Deserved. Daniel staggered, then slowed to a walk. He was still a mile from home. The night acquiesced to a shameful, reluctant glow in the east. Daybreak. It seemed appropriate to Daniel; that the new day should be a small violence. The dark blue sky was beginning to bloody. He walked with his hands on his hips, breathing hard, sweat coursing between his shoulder blades. He wasn’t ready for the day. He was exhausted before it had even begun.

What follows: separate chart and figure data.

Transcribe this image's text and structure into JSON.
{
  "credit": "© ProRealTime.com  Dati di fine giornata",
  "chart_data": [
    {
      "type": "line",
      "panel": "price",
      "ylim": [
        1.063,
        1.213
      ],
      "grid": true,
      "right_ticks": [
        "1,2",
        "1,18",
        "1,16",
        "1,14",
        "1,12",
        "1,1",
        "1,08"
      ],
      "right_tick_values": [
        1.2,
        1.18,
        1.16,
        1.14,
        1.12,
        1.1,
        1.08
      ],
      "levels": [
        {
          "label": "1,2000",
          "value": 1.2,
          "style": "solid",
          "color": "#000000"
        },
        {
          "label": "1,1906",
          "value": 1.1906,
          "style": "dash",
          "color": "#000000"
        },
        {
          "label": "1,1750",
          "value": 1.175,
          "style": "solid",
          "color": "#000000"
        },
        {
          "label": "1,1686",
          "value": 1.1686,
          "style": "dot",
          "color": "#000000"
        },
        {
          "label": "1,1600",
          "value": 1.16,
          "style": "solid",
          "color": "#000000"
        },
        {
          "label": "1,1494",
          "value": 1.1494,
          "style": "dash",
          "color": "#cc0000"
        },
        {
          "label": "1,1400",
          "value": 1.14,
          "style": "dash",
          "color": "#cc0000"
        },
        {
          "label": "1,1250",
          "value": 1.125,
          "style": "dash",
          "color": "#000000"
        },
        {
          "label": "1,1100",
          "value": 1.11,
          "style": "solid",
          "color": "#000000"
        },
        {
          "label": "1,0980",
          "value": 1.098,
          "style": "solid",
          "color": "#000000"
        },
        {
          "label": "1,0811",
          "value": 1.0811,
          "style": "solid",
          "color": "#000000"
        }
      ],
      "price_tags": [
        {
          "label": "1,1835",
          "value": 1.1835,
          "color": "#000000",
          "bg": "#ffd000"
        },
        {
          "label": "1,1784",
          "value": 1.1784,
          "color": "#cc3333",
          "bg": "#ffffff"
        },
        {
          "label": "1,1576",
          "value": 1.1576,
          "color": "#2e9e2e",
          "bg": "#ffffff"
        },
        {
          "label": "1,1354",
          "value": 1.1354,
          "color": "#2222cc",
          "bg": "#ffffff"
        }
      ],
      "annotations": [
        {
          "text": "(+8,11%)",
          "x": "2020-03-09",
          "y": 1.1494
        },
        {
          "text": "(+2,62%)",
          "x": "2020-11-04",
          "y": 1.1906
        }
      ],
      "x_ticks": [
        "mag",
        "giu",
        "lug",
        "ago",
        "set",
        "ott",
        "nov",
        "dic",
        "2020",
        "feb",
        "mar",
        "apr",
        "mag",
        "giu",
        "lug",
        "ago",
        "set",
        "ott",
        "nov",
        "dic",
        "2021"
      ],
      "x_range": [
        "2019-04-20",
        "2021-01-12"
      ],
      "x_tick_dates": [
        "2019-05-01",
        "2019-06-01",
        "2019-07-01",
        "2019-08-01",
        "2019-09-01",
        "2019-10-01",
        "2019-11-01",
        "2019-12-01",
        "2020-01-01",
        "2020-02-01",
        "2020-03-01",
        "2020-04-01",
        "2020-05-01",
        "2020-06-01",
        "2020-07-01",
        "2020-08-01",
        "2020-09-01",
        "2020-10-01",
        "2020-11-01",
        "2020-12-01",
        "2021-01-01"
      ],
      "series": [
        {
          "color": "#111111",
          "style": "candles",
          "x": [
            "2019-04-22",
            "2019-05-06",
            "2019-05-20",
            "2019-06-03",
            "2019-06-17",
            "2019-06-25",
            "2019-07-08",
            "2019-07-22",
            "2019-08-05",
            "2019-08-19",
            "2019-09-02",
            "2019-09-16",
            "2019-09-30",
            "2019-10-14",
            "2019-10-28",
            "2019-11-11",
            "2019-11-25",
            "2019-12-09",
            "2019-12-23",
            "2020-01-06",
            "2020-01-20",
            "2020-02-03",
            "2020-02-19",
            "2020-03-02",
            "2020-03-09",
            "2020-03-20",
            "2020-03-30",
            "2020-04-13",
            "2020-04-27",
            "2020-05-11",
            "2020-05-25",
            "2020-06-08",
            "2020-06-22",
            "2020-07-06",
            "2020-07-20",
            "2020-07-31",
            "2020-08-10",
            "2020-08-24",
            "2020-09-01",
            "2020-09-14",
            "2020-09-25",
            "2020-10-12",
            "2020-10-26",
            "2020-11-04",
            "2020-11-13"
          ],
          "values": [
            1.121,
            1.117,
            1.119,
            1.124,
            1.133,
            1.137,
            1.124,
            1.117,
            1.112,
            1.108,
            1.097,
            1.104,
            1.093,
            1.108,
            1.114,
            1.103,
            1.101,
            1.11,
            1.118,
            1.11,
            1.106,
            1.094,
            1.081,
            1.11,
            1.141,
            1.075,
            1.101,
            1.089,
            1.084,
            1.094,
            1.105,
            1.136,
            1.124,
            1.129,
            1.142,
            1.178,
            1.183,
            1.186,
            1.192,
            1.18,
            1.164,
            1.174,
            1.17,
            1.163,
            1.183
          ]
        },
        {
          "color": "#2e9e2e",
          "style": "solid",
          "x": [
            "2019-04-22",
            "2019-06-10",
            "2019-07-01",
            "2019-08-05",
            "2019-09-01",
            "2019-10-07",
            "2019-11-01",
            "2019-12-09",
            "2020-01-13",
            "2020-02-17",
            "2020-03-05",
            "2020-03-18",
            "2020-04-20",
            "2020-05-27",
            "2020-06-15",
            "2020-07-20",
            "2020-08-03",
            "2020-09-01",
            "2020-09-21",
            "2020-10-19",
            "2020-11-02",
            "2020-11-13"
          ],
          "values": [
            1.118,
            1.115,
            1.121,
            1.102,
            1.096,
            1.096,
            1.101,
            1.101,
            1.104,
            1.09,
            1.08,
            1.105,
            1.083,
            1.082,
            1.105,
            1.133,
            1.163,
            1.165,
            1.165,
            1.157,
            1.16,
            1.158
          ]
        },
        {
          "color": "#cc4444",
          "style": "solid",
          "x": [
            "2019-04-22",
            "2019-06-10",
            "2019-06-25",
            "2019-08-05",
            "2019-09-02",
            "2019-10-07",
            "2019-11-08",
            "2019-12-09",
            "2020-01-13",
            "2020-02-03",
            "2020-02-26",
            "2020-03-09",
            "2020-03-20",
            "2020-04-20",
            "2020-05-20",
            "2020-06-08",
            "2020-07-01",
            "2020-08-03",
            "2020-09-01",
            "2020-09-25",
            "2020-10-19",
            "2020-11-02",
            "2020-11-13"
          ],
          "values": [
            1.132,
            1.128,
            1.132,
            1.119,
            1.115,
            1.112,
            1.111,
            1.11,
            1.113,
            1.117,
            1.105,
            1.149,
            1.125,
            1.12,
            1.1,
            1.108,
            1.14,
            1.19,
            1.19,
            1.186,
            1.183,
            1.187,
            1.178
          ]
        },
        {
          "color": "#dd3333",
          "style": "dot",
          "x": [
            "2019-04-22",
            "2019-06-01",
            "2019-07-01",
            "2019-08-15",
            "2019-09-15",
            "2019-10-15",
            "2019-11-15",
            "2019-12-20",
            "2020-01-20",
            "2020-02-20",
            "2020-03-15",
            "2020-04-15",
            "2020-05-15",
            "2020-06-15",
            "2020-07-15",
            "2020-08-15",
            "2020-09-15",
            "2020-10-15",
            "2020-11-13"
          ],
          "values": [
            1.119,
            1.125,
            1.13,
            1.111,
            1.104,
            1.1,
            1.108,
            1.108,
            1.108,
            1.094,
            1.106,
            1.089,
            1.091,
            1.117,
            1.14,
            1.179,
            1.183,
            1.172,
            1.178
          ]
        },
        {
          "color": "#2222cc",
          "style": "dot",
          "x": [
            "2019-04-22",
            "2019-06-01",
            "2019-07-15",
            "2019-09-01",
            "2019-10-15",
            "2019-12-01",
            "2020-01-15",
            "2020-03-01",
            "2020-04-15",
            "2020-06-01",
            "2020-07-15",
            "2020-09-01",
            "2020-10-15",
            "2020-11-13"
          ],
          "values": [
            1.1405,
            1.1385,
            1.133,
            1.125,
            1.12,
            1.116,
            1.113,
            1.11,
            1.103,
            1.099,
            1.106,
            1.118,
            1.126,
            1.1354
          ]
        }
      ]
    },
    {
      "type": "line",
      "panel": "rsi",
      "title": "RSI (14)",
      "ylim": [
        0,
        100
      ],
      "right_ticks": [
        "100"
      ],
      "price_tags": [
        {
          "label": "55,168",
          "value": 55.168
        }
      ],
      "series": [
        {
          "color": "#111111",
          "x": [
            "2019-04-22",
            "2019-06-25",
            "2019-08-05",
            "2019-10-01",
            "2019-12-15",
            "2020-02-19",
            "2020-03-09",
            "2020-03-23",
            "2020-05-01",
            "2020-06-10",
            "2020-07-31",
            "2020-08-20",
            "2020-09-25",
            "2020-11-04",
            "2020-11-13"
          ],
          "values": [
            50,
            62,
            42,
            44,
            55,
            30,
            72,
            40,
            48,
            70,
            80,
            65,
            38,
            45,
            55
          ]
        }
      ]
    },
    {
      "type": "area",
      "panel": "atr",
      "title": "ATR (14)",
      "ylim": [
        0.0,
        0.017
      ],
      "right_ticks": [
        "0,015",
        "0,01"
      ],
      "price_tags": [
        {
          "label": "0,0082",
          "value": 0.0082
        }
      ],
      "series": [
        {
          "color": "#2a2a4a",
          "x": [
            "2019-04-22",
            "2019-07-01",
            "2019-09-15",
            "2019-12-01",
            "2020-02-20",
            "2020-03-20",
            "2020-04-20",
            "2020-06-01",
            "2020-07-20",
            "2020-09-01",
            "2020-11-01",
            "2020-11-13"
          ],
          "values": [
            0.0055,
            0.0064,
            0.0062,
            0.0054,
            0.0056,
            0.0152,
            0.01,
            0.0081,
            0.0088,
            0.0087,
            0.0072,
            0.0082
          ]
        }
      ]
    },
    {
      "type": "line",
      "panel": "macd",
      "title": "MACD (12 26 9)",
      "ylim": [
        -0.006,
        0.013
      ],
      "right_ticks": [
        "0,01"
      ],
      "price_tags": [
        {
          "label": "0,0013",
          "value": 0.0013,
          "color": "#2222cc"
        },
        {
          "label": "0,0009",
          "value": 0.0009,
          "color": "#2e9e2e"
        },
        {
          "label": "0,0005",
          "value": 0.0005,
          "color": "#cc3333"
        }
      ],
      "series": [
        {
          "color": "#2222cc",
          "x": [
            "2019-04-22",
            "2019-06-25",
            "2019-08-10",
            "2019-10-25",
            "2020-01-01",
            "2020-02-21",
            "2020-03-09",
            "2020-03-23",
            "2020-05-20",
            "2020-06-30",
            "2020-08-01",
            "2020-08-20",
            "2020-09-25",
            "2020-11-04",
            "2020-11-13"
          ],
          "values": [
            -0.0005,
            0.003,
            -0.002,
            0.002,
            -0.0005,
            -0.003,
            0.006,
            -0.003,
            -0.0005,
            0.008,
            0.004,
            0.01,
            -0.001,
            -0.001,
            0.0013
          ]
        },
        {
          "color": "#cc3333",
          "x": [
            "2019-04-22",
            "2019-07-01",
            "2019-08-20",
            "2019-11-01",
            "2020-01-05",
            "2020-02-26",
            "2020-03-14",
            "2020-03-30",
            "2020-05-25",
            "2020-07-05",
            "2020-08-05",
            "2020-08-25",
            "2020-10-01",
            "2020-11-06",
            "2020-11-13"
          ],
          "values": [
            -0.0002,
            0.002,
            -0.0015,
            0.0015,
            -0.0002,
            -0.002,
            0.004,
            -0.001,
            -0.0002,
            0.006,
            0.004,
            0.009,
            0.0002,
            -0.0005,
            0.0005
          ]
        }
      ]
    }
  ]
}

When he arrived back at the flat, he was sweating hard. He drank a pint of water and had a shower, staying under the jet for longer than usual, letting the water pour on to his face. He could feel the slow pulse in his veins from the exercise, and yet for once he did not feel calmed by it. All his life he had been running. He had run away from his mother’s home and her boyfriends. He had run away from foster homes, back to his mother; he had run away from Minnie, to university, to London. Now he still wanted to run – he still felt the need for it, an angry hunger in his muscles – but there was no longer any place to run to. And there was nothing left to run away from. His mother was dead, and now Minnie too; the one he had loved and the one who had loved him were both gone, and with it his love and his proof that he could be loved.
Dressing, he opened the box that she had left him and took out the photograph of Minnie and her family. Why had she left him this photo, he wondered? He understood the photographs of him and Minnie at the beach, the photos from the market stall or working on the farm. This photograph he had always been drawn to, but only because it depicted a youthful Minnie – a good mother and her perfect family. Perfect families had obsessed Daniel when he was a child. He used to watch them on buses and in parks, hungrily studying the interactions between parents and children, and between the parents themselves. He liked to see what he had missed out on as a child.